Financial Reform and American Politics
Ryan Avent has a very good brief summary of the state of play in financial regulatory reform today. It's worth a read. Be warned, however: the conference that inspired the post, he says, "has left me with a sense of resigned cycnicism."
The whole subject has left me with considerably more than that. Brutal partisan brawling over things like healthcare reform and climate change legislation was (and is) entirely unsurprising. It was the same old fights as always, and it never really left me with a feeling that politics had broken down in any real way. Financial reform is different. Politically, the obvious play for both parties is to outbid each other in efforts to rein in Wall Street, which practically everyone in America hates. But even though this would be an enormous vote getter, neither party is doing it. Democrats are offering up some mild reforms that would modify the playing a field a bit but not really fundamentally change anything. Republicans won't even go that far. Apparently motivated by industry fealty and a desire to simply oppose anything Democrats offer up, they're unwilling to support even modest reforms.

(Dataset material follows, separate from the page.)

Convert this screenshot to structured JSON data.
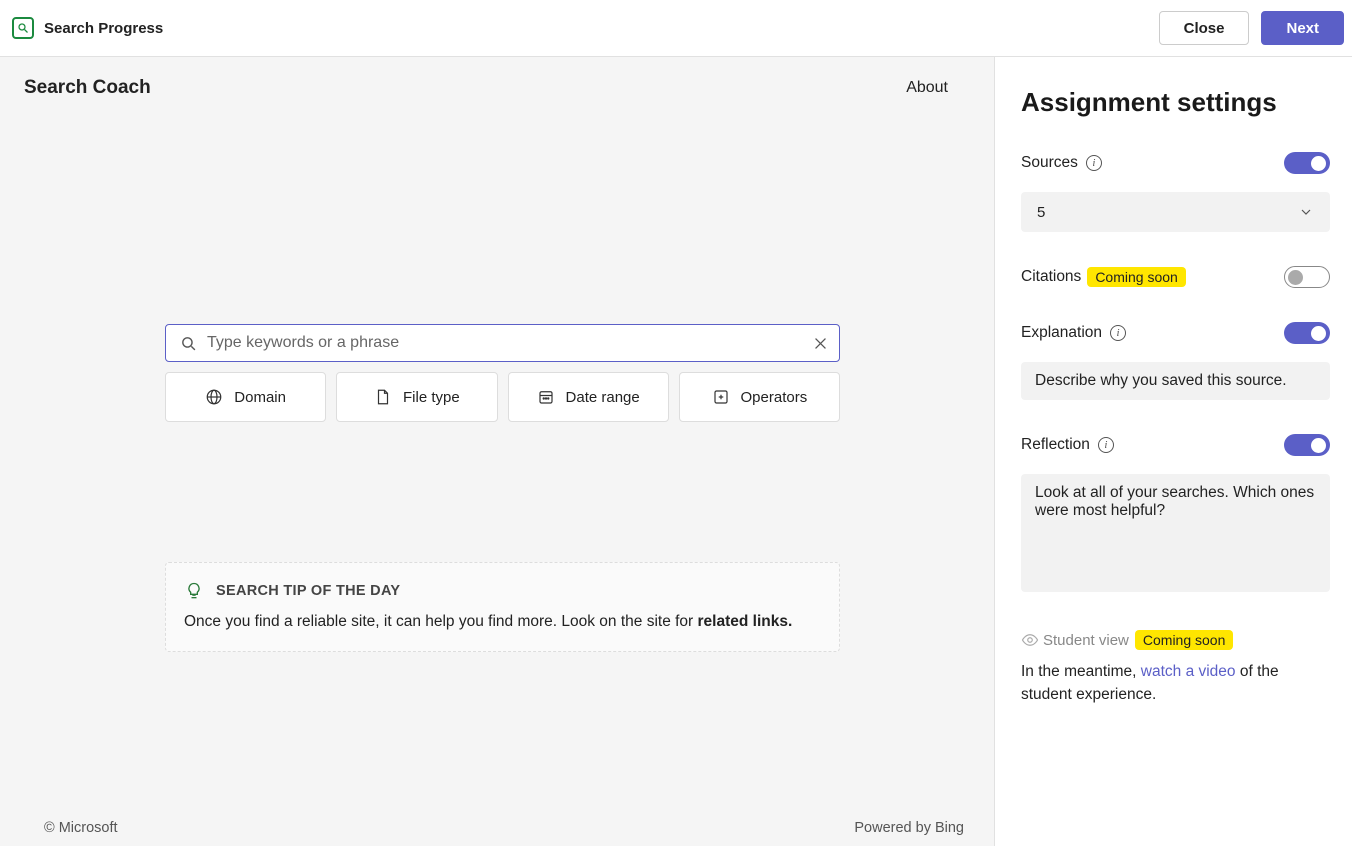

It's hard to know what to think about this. If your city were nearly destroyed by a huge earthquake, proposing better building standards would be an obvious response. It wouldn't be a left vs. right thing, it would be a property developers vs. everyone else thing. The financial meltdown of 2008 was like that. It exposed such massive fault lines in our banking system that outrage really shouldn't be a left vs. right thing. It should be a big banks vs. everyone else thing. But the intellectual and monetary hold of Wall Street on our political class is so overwhelming that it was able to turn the whole affair into just another excuse for the usual partisan bickering. The winners, of course, will be the big banks.
Ryan, I think, lets everyone off the hook too easily by saying that one of the problems is that "no one can agree on the underlying causes of this latest crisis." That's not quite right. It's true that a lot of reasons for the crisis have been offered up. Here are the ones that occur to me just off the top of my head:
- Housing bubble (i.e., the pure mania aspect of the thing).
- Massive increase in leverage throughout the financial system.
- Global savings glut/persistent current account deficits.
- Shadow banking system as main wholesale funder for banking system/Run on the repo market.
- Fed kept interest rates low for too long.
- De facto repeal of Glass-Steagall in 90s (and de jure repeal in 1999) allowed banks to get too big.
- Commoditization of old-school banking drove increasing reliance on complex OTC securities as the only way to earn fat fees
- Mortgage broker fraud.
- Explosive growth of credit derivatives magnified and hid risk.
- Overreliance on risk models (VaR, CAPM) that understate tail risk.
- Wall Street compensation models that reward destructive short-term risk taking.
- Originate and distribute model for mortgage loans.
- Three decades of deregulation/political economy of lobbyists.
- Endemic mispricing of risk throughout market.
- Ratings agency conflict of interest.
- Investment bank change from partnerships to public companies.
- Government policies that recklessly encouraged homeownership.
That's a lot of possible reasons. But that's not why we're stuck. Everyone agrees that skyrocketing leverage was a huge problem, for example. Everyone agrees that mortgage fraud was a problem. Everyone agrees that ratings agencies were a big problem. Ditto for resolution authority, risk models, OTC derivatives, and the instability of the repo funding model. So even if there's disagreement about some of the items on this list, there's enough agreement about the others that there should be no problem putting together a stringent bunch of new rules that take a pretty serious whack at Wall Street. After all, agreement on 70% of the big problems is actually more than you get most of the time.
But we're not getting any of this. Treasury wants to shove off leverage concerns to Basel. Ratings agencies are largely getting a pass. Mortgage fraud is getting a pass. Risk models seem beyond anyone's scope to regulate and the repo funding model, like leverage, is being punted to Basel. In the end, we might get a bit of action on resolution authority and derivatives regulation, but that's probably about it.
So, yeah: resigned cynicism. How can the entire world's financial system nearly blow up and leave practically no serious action in its wake? How can one party respond only with weak tea while the other party flatly refuses to accept even that? It boggles the mind. And yet, that's pretty much what's happened. Welcome to 21st century America.